I have had two different people recently tell me they feel like they are in a snow globe that is being turned upside down and shaken. Ironically, living in Vermont- especially this spring- I actually do live in a snow globe. But that’s a different story. I get what they’re saying- my life is out-of-control and I don’t have any say in the matter.
Is that true?
No. What appears to be random upsets aren’t actually. They are your unconscious way of creating events and opportunities to re-integrate the pieces of you that were separated in order to feel safe, accepted, or loved. The hiccup is that your brain made a little mark on a map when you felt that pain of separation. In its infinite wisdom (said tongue in cheek), it will do what it can to avoid the old hurt.
Where I live, we have had such a cold winter that the roads are in very bad condition.

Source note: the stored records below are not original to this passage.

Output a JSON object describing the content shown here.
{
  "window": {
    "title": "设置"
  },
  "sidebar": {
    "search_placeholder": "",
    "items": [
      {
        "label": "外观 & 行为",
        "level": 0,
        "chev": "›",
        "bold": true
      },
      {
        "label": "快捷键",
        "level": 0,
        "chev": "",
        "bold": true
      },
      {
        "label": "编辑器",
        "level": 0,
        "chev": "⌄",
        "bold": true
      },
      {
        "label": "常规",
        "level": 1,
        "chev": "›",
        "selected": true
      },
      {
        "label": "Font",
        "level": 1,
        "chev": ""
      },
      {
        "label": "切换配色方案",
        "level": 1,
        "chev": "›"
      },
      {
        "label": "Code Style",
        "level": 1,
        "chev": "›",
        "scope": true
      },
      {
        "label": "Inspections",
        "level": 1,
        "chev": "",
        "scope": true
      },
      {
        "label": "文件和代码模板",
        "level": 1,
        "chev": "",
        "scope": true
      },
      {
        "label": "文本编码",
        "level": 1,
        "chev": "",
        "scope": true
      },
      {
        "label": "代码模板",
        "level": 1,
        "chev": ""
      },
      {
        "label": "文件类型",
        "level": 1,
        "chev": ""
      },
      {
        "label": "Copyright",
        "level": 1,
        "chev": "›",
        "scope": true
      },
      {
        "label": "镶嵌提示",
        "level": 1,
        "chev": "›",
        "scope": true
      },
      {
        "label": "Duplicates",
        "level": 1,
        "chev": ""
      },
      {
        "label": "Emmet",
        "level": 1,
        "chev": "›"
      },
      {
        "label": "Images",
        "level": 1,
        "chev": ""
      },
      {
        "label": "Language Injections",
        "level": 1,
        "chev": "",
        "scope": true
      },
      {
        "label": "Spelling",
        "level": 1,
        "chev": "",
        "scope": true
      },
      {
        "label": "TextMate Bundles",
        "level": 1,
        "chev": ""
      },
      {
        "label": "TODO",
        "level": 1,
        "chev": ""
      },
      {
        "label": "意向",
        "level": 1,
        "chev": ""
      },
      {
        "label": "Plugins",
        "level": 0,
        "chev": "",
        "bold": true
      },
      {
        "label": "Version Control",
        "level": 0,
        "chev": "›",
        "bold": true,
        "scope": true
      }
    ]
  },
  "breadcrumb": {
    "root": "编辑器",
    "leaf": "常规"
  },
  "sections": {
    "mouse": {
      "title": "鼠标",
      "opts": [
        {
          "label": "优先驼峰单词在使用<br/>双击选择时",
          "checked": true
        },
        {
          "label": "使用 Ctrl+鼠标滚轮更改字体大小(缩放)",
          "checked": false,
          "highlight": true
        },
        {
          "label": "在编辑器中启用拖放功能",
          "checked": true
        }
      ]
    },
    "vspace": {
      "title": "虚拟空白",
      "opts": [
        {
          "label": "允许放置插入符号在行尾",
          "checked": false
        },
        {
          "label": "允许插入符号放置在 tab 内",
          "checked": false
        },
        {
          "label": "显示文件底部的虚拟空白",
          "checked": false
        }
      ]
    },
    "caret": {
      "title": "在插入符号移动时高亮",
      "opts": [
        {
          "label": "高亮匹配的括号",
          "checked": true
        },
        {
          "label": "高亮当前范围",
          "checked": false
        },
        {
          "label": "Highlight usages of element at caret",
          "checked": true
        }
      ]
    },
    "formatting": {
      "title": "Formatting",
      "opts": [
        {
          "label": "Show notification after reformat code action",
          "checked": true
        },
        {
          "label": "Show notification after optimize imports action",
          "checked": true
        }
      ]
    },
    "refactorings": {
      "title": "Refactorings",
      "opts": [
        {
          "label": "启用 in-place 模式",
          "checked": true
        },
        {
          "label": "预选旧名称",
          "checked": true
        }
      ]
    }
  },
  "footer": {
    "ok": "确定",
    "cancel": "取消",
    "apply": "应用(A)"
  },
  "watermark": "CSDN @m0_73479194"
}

Years of patchwork maintenance is failing and there are some serious potholes and frost heaves (think the worst speed mountains- forget bumps- or dips possible a la Mother Nature). It only takes hitting these once to make a mental note that they need to be avoided. Next time on that road, you do your best to avoid it. That’s what our brain is doing with the hurt.
Now you have your brain working its GPS system while your soul is putting you on the direct path for disruption. You have a choice (well, an infinite number of them, these are the two obvious ones) to either resist/avoid or face it.
If you chose the first, you’re gonna feel out of control. You’ll probably get some anger and sadness (maybe depression) thrown in. It takes a lot of energy to resist. You know, like when you’re unbelievably tired, but are fighting to stay awake.
If you choose to face it, you have to be willing to get courageously honest with yourself and a little messy.
What am I really feeling here?
Is it true?
Who do I blame for this?
Am I trying to get back at someone by falling short of manifesting my full potential?
What behaviors, addictions, or self-destructive patterns do I use to prove that I have been wronged or mistreated?
What is theĀ payoff for blaming others for my situation?
What do I get to pretend, deny, or avoid?
When we take responsibility for your life, letting go of the past hurts, we discover freedom. We are able to be present with that is happening and make more appropriate choices that allow us to align with the peace and joy that is (believe it or not) our birthright.
The first time you try this, you may find you’re not ready to let go. Most people aren’t. It isn’t until the payoff of letting go exceeds the payoff of staying stuck shifts that a person will be willing to go into those dark hiding spaces and bring out the pieces of themselves into the light with love, acceptance, and compassion. That is when you being being whole.